Why is Reading the Balance Sheet Crucial in Secretarial Audit?
- Identify non-compliance with laws relating to loans, investments, borrowings, and related party transactions.
- Ensure compliance with statutory limits under Companies Act, 2013,, SEBI regulations, FEMA, and other applicable laws.
- Correlate financial disclosures with Board and shareholder approvals.
- Detect red flags like frequent inter-corporate loans, misuse of reserves, or excessive managerial remuneration.
Key Areas in Balance Sheet for Secretarial Audit
Share Capital: Verify changes in authorized, issued, and paid-up share capital; ensure PAS-3, SH-7 filings and Section 62/42 compliance.
Reserves and Surplus: Check purpose and utilization of reserves; validate classification of free reserves.
Borrowings: Scrutinize borrowings for compliance with Sections 180, 179(3)(d), and 185; verify charges registration.
Loans & Advances: Ensure compliance with Section 186; examine related party transactions under Section 188.
Investments: Scrutinize investments for compliance with FEMA, SEBI, and Board approval requirements.
Managerial Remuneration: Verify Sections 197 & Schedule V compliance.
Contingent Liabilities: Look for legal or regulatory disputes with governance implications.
Real-Life Case Laws Influenced by Balance Sheet Analysis
M/s Faurecia India Pvt.

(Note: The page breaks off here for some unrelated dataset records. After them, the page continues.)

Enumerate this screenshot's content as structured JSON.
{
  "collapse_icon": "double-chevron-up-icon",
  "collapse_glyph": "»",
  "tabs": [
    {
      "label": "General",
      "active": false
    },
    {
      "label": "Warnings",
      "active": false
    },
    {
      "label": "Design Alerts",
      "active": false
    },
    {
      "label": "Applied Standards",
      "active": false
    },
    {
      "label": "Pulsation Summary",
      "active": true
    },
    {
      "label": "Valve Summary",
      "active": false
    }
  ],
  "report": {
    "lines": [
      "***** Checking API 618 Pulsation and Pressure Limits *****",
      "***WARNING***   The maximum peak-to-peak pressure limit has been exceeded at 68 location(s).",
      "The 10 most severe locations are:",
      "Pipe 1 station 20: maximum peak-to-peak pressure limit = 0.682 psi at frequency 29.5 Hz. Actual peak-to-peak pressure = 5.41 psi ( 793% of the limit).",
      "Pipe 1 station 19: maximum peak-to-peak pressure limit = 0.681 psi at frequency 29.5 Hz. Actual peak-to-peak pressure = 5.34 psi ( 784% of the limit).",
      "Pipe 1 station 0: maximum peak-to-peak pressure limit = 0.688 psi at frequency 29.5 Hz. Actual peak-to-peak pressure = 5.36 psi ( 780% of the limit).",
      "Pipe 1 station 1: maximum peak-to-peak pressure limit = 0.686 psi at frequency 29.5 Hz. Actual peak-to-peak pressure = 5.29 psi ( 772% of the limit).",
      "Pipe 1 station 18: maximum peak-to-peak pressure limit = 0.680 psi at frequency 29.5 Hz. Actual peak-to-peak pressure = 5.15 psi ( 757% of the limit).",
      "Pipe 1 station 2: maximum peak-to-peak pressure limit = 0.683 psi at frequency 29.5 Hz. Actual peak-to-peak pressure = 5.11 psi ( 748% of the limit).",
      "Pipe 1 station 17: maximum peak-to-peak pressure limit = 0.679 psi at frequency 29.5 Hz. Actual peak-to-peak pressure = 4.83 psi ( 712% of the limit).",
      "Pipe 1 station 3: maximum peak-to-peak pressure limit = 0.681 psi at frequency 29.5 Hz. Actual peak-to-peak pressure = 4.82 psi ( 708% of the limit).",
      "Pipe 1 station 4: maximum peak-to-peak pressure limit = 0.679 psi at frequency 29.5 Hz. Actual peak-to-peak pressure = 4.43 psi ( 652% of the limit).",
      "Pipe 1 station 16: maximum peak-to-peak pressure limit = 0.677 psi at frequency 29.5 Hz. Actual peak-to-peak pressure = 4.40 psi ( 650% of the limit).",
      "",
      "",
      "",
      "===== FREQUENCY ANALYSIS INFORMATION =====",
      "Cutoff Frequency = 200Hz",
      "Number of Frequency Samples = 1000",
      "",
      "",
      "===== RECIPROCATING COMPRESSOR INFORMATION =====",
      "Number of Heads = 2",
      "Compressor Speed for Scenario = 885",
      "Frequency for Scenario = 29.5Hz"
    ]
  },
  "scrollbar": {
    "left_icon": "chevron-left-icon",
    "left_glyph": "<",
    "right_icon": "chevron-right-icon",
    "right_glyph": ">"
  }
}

Ltd.: Penalty of ₹12 lakh each imposed on company and officers for failing to obtain Secretarial Audit Report despite significant borrowings.
Shree Bankey Behari Exports Ltd.: Violation for not attaching Secretarial Audit Report to the Board’s Report despite being mandatory.
Globe Motors Ltd.: Court emphasized auditors must go beyond formal compliance and assess true conduct and fiduciary intentions.
Statutory vs. Secretarial Auditor Principle: Clarified that secretarial auditors should rely on financial documents but remain vigilant for fraud.
Red Flags for Secretarial Auditors
- Frequent capital restructuring without proper disclosures.
- Unsecured loans to group companies without approvals.
- High related party transactions with inadequate reporting.
- Non-registration of charges despite borrowings.
- Dividends declared without adequate free reserves.
Conclusion
A Secretarial Audit is more than compliance—it is corporate governance in action. The Balance Sheet, when read with a compliance-focused lens, acts as a roadmap to uncover statutory lapses and governance pitfalls. A diligent Secretarial Auditor not only identifies irregularities but also adds value by guiding management toward a culture of transparent, ethical, and lawful corporate functioning.